Selon M. Boisvert, qui est devenu consultant, le recrutement par des organisations étrangères comme Al-Shabab, qui a revendiqué l'attentat au Kenya, semble avoir lieu dans le cas de l'Amérique du Nord particulièrement dans les régions de Toronto et de Minneapolis, aux États-Unis.

Deux jeunes hommes de London, à l'ouest de Toronto, ont participé, par exemple, à une attaque terroriste contre un site gazier en Algérie en janvier dernier.

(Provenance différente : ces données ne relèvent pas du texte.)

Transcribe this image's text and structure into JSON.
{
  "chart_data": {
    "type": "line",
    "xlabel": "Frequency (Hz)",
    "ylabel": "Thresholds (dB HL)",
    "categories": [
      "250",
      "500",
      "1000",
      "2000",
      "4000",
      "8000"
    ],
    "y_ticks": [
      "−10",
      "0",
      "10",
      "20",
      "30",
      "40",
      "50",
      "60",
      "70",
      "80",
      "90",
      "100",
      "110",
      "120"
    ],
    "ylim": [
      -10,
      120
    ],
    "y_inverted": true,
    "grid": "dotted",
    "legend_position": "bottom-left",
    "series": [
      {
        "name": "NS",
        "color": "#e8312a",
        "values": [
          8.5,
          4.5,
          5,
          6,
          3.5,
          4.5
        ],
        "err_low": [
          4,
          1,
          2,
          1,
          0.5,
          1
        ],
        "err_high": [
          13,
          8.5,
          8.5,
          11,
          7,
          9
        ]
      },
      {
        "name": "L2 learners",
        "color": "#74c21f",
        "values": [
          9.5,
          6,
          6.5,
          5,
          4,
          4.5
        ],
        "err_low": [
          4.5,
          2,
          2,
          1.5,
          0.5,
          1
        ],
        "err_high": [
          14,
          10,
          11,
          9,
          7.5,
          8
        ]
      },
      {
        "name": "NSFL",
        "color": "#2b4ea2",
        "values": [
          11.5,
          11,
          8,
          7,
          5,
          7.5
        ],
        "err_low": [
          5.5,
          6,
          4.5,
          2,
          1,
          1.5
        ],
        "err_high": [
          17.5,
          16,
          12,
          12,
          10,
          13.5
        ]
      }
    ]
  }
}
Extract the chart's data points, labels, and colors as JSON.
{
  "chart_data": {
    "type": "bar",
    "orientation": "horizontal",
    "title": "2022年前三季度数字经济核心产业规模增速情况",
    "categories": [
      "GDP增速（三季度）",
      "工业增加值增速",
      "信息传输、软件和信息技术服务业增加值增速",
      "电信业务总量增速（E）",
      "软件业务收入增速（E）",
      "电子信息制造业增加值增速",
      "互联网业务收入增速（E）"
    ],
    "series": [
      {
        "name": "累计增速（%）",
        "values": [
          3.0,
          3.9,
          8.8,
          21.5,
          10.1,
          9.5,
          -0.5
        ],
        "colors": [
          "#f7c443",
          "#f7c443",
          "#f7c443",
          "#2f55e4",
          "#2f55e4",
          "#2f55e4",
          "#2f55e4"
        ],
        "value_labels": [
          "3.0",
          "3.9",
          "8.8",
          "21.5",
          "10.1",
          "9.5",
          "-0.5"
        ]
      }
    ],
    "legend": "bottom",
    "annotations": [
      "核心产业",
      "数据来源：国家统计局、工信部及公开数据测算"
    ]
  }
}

Ils sont morts, après s'être fait exploser selon toutes vraisemblances.

L'imam ontarien Said Rageah, qui connaissait certains des jeunes qui ont été recrutés, dit qu'il empresse toujours ses fidèles à « ne pas partir » pour participer au prétendu jihad en Afrique ou au Moyen-Orient.

De son côté, l'expert en contre-terrorisme Michel Juneau Katsuya souligne qu'il est difficile d'arrêter des jeunes endoctrinés avant le passage à l'acte. « D'avoir visité des sites Web, d'avoir regardé des vidéos ou de s'être laissé charmer par une propagande haineuse n'est pas nécessairement ni anticonstitutionnel ni illégal. »

Communauté craintive

Toronto compte l'une des plus importantes diasporas somaliennes au monde.

L'ex-résident Mohamed Abdullahi Mohamed, d'origine somalienne, a passé six mois avec le groupe Al-Shabab en 2008.

Pour sa part, le président du Congrès somalien canadien Ahmed Hussen « s'inquiète » des rumeurs selon lesquelles un jeune d'ici pourrait être impliqué dans l'attentat à Nairobi.

Il appréhende que cela ne mène à du profilage et que les membres de sa communauté aient plus de difficulté à voyager ailleurs dans le monde.